Some of the ideas — including a revived employee head tax, a financial transaction tax and higher taxes on high-end home sales and jet fuel — already are among the $800 million in new or increased taxes Johnson has proposed to fund the social programs that form the cornerstone of his anti-violence strategy.
But there are dramatic differences.
Johnson’s proposed financial transaction tax is minuscule compared to the $1 or $2 per trade the group proposes.
Other ideas — such as a 3.5% tax on city income over $100,000 and a 0.4% “wealth tax” on the stock holdings and “personal liquid assets” of the top 10% of Chicago’s most wealthy residents — have been rejected by Johnson. His plan has no digital advertising tax; the new plan has sets it at 13%. Nor does he support a tax on luxury apartment vacancies with a goal of driving down rents.
There are also clear-cut differences on city spending.
The report recommends phasing out all tax increment financing districts, permanently eliminating all 1,700 police vacancies and reducing the Chicago Police Department’s $1.94 billion budget by 9%, or $174 million.
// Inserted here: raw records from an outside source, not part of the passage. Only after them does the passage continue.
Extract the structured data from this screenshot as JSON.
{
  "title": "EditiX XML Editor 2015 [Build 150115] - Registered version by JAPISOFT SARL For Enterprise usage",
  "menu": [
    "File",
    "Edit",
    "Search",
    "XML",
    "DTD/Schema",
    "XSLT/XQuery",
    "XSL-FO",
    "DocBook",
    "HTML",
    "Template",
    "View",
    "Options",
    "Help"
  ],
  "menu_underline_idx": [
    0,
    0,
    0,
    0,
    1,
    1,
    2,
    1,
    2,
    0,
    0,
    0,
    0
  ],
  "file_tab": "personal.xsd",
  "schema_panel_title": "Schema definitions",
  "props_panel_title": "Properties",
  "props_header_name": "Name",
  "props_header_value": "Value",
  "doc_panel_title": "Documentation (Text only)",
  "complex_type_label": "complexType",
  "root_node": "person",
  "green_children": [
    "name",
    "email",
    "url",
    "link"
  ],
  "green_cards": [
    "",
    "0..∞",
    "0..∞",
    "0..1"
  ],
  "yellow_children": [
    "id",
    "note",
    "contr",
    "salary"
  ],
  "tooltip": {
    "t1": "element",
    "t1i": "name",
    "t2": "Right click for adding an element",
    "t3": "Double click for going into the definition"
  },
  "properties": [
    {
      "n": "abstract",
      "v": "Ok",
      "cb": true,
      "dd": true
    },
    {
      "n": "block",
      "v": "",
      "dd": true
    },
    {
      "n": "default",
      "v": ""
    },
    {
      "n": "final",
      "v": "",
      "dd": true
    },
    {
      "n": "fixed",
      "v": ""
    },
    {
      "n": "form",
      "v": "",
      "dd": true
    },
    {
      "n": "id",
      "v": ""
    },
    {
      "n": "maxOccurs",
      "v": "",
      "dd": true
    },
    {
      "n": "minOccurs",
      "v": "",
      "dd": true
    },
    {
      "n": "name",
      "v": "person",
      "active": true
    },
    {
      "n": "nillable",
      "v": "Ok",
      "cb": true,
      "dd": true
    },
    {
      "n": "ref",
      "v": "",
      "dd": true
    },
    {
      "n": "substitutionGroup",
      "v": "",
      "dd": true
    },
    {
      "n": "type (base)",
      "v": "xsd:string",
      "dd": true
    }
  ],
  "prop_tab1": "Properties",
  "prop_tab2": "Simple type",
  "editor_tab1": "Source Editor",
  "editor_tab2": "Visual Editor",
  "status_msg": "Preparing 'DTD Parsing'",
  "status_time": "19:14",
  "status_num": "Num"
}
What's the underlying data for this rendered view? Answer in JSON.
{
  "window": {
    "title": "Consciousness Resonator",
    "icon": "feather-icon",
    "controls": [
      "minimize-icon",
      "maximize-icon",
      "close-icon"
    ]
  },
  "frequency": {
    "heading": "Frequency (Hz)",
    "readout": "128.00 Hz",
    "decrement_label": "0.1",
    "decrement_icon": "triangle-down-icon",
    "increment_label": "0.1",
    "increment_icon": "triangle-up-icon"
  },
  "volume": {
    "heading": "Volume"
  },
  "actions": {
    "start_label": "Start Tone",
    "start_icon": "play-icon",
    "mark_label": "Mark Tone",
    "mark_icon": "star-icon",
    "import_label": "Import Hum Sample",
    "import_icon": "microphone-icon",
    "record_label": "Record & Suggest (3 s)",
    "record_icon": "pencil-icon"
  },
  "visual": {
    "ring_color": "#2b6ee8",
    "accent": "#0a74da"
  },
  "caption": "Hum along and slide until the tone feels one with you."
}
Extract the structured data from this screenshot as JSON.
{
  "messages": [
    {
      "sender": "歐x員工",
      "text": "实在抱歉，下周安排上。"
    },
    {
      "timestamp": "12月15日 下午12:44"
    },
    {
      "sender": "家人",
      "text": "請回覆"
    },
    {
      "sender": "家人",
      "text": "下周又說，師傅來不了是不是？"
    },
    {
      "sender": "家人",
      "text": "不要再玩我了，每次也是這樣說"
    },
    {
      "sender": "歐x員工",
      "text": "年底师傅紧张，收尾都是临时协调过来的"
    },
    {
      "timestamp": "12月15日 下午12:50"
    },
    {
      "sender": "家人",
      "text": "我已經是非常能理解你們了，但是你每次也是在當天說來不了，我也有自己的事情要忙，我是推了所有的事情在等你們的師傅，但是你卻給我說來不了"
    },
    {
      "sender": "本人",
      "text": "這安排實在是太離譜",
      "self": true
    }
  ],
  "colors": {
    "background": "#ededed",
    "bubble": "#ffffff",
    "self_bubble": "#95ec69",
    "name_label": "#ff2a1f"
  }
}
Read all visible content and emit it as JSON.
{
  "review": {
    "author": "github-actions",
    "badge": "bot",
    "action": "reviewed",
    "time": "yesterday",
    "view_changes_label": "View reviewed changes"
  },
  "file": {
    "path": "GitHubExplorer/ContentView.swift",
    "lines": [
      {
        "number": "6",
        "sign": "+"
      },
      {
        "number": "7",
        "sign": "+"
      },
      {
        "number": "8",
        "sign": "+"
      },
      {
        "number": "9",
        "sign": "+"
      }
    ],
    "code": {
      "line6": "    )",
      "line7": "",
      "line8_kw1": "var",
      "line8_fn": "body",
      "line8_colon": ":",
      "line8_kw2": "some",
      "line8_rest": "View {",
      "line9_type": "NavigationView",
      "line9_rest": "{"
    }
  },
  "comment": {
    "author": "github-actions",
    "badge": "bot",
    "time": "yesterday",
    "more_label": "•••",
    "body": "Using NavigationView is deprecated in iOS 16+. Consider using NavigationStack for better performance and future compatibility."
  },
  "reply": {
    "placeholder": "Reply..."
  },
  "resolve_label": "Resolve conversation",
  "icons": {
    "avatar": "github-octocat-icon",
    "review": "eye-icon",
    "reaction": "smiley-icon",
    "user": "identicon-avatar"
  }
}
“Over the past 10 years, 38% of Chicago’s budget has gone toward policing, and it hasn’t actually made us safer,” Bhatti said. “If throwing more money at the police department made us safer and safer, we’d be one of the safest cities in the country.”
Johnson initially campaigned on a promise to cut police spending by $150 million — even after promoting 200 more detectives — by reducing the number of police supervisors, canceling the ShotSpotter gun detection contract, closing the Homan Square police facility and abolishing the error-filled gang database.
For months, Johnson pointedly refused to commit to fully funding the police department’s $1.94 billion budget or filling 1,700 police vacancies.
But after mayoral challenger Paul Vallas hammered Johnson during the campaign for supporting the concept of defunding the police, Johnson promised not to cut “one penny” from the police budget.
“We’re looking at ways we can direct resources within the police budget to things that we think might contribute to more safety. We think we can beef up the detective ranks and the investigative capacity,” Lee said.
“[Interim police Supt. Fred] Waller’s coming in with a lot of great ideas for the summer. We’re gonna put that out. We’ve not talked about eliminating vacancies. And we’ve definitely been clear that we’re not reducing the budget,” Lee said.
Jack Lavin, CEO of the Chicagoland Chamber of Commerce, said Johnson’s post-election conversations with business leaders have convinced Lavin of the new mayor’s flexibility and his more reasoned approach to new taxation.
“His plan does not include a city income tax. He doesn’t plan to cut one penny from the CPD budget. Springfield has no appetite for a financial transaction tax. So we need to wait and see what the mayor’s proposals are before we react, then see how the mayor’s proposals address things like current obligations,” Lavin said. .
“The mayor has said he wants to work with the business community, and we look forward to working with him in a pragmatic and balanced way. I don’t think we can afford all of these taxes. What this group proposes will increase taxes on costs on every Chicagoanand every business. If that causes businesses to leave, if that hurts getting people back to the office to generate economic activity in the Central Business District and neighborhood corridors, if it leads to job loss — then that’s just having the city going backward.”
Bhatti countered that Chicago can no longer be “held hostage” by businesses that “want to be showered with tax breaks” and “threaten to leave when asked to pay” more.
“The greatest tax burden right now is on small businesses and poor families,” he said, “because we don’t make the wealthy and major corporations pay.”